FIG. 6 is a diagram illustrating a configuration of a conventional bypass circuit.

[Explanation of symbols]

 Reference Signs List A Frame B Push wheel C Jack D Piping system E Starting shaft F Drilling machine G Propulsion pipe 1 Support wall 2 Base 2b Rail 3 Hole 4 Rod 4 Cylinder 6 Engaging member 7 Mounting part 11 Cutter head 12 Shield body 13 Tail shield 14 Direction control jack 15 Machine cylinder 21 Mud water treatment device 22 Mud pipe 23 Mud pipe 24 Mud pump 25 Mud pump 26 Valve unit 27 Platform 28 Valve 28a to 28c Opening 28d Casing 28e Valve element 29 Bypass pipe 30 Bracket 31 Hydraulic Cylinder 32 Laser theodolite 33 Control panel

Claims (1)

[Claims] 1. A propulsion method in which muddy water is supplied between a front surface of an excavator and a ground, and a supplied excavator and a propulsion pipe following the excavator are propelled from a starting shaft while discharging the supplied muddy water.

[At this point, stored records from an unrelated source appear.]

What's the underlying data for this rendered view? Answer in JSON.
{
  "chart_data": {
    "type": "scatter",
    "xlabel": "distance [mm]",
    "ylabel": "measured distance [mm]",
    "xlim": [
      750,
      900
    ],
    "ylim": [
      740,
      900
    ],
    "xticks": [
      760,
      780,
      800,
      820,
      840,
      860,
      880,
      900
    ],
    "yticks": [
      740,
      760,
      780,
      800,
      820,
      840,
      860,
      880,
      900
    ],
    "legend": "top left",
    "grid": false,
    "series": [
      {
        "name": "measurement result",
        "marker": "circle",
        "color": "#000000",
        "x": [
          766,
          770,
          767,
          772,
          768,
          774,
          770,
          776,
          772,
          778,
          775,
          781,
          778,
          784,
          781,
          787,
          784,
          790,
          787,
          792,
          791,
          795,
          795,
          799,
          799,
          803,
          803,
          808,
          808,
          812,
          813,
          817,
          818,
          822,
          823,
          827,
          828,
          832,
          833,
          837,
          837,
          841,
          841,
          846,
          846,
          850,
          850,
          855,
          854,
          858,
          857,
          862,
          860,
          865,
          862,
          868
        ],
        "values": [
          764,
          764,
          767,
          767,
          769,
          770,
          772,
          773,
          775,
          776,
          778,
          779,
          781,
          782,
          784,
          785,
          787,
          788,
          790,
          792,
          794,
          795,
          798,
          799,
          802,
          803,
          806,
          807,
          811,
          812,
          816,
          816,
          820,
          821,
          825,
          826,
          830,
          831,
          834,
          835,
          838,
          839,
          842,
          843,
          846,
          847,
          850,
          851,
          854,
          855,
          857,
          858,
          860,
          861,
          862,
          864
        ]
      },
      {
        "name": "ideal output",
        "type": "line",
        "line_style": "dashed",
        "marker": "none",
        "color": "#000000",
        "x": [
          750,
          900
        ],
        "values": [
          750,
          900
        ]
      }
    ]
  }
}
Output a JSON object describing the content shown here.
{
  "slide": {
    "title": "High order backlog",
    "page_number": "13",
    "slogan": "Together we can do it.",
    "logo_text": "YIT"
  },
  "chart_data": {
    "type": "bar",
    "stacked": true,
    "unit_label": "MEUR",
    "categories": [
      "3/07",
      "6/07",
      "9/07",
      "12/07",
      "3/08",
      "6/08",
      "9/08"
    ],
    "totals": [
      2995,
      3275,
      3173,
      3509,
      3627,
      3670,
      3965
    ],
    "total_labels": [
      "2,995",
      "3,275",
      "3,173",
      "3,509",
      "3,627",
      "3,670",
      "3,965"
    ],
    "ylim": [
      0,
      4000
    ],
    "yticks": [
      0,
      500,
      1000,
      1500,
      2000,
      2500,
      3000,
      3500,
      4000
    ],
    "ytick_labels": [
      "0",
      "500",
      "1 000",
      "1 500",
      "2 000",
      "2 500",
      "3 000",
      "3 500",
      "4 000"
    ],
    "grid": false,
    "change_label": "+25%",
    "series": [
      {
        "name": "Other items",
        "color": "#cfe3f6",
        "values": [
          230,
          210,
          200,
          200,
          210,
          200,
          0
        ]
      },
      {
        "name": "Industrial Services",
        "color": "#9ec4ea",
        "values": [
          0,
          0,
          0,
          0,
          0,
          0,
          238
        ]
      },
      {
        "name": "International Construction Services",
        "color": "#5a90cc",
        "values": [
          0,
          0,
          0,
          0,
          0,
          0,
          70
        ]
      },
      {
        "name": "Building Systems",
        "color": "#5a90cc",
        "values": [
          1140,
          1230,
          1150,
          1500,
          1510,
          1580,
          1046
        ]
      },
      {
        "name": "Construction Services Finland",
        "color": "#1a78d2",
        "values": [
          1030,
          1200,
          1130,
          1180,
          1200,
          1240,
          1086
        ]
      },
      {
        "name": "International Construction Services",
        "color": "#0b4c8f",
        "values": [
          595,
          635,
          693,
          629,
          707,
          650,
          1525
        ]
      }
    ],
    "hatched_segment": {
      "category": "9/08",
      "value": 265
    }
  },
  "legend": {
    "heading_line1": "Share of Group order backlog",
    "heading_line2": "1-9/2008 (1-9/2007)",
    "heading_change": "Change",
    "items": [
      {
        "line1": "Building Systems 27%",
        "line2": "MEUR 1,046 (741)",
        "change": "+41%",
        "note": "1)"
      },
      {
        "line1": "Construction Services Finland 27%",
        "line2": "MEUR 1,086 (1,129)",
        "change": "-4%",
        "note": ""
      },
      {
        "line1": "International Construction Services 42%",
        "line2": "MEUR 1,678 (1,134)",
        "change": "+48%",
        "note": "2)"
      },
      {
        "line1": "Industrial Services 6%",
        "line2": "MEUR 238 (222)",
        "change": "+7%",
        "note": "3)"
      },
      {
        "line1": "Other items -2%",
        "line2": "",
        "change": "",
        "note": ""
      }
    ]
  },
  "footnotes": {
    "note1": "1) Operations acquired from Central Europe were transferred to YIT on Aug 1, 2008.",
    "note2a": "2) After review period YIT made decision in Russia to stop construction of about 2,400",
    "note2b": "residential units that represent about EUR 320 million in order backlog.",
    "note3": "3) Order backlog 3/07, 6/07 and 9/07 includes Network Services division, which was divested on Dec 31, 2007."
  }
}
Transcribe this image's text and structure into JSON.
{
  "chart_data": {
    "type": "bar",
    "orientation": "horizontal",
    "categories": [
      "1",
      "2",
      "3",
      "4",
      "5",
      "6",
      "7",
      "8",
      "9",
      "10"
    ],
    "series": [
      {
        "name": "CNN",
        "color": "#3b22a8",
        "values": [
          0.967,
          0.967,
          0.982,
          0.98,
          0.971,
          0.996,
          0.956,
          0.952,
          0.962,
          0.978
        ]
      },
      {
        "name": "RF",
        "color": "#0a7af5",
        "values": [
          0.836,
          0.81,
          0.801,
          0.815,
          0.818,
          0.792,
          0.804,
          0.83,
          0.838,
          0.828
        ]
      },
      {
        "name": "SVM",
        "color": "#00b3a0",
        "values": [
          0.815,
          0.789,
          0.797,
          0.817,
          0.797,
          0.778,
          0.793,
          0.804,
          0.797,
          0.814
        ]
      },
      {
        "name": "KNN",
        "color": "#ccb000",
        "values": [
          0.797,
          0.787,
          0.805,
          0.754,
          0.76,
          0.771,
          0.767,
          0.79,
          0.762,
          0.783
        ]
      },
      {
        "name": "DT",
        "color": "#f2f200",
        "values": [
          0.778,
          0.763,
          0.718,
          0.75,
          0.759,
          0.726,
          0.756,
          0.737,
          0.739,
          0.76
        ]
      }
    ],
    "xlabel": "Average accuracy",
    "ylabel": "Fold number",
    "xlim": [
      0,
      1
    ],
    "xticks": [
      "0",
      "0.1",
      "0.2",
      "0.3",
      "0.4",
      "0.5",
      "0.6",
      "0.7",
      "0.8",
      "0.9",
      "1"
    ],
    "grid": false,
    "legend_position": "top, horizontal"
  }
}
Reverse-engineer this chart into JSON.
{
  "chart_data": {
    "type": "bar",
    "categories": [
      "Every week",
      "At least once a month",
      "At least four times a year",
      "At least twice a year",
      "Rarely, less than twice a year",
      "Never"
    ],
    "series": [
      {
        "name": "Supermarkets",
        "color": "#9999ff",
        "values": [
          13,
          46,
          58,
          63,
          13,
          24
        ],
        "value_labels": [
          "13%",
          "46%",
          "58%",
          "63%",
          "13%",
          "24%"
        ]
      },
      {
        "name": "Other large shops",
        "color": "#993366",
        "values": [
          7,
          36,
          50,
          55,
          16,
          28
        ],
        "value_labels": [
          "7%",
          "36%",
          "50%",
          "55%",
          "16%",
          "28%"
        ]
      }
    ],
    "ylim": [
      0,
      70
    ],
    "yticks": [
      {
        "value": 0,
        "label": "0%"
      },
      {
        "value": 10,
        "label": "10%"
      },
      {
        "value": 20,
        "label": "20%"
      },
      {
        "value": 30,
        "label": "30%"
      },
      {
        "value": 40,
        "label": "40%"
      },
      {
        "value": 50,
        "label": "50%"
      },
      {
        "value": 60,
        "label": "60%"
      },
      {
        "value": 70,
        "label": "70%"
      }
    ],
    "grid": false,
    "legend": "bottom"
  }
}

A mud water treatment device installed on the ground, a frame installed in a starting shaft and having a supporting wall and a rail, a push wheel movably mounted on the rail, and an end of a rod on the supporting wall. And a jack provided with an engaging member that selectively engages with the push ring at both ends of the cylinder and transmits a thrust, and that a gap between the excavator and the muddy water treatment device is provided. A mud pipe is connected through a mud pump installed on the ground, and a mud pump is installed in the starting shaft, and the excavator and the muddy water treatment device are connected by a mud pipe through the mud pump. In the starting shaft, the discharge pipe of the mud pipe and the suction pipe of the Piping was performed in parallel, a rotatable valve element was provided in a casing having three openings, and a valve configured to selectively connect the openings in accordance with the rotational position of the valve element was formed in the casing. A propulsion device wherein two openings are connected to respective pipes and one opening is connected to each other to constitute a bypass valve device.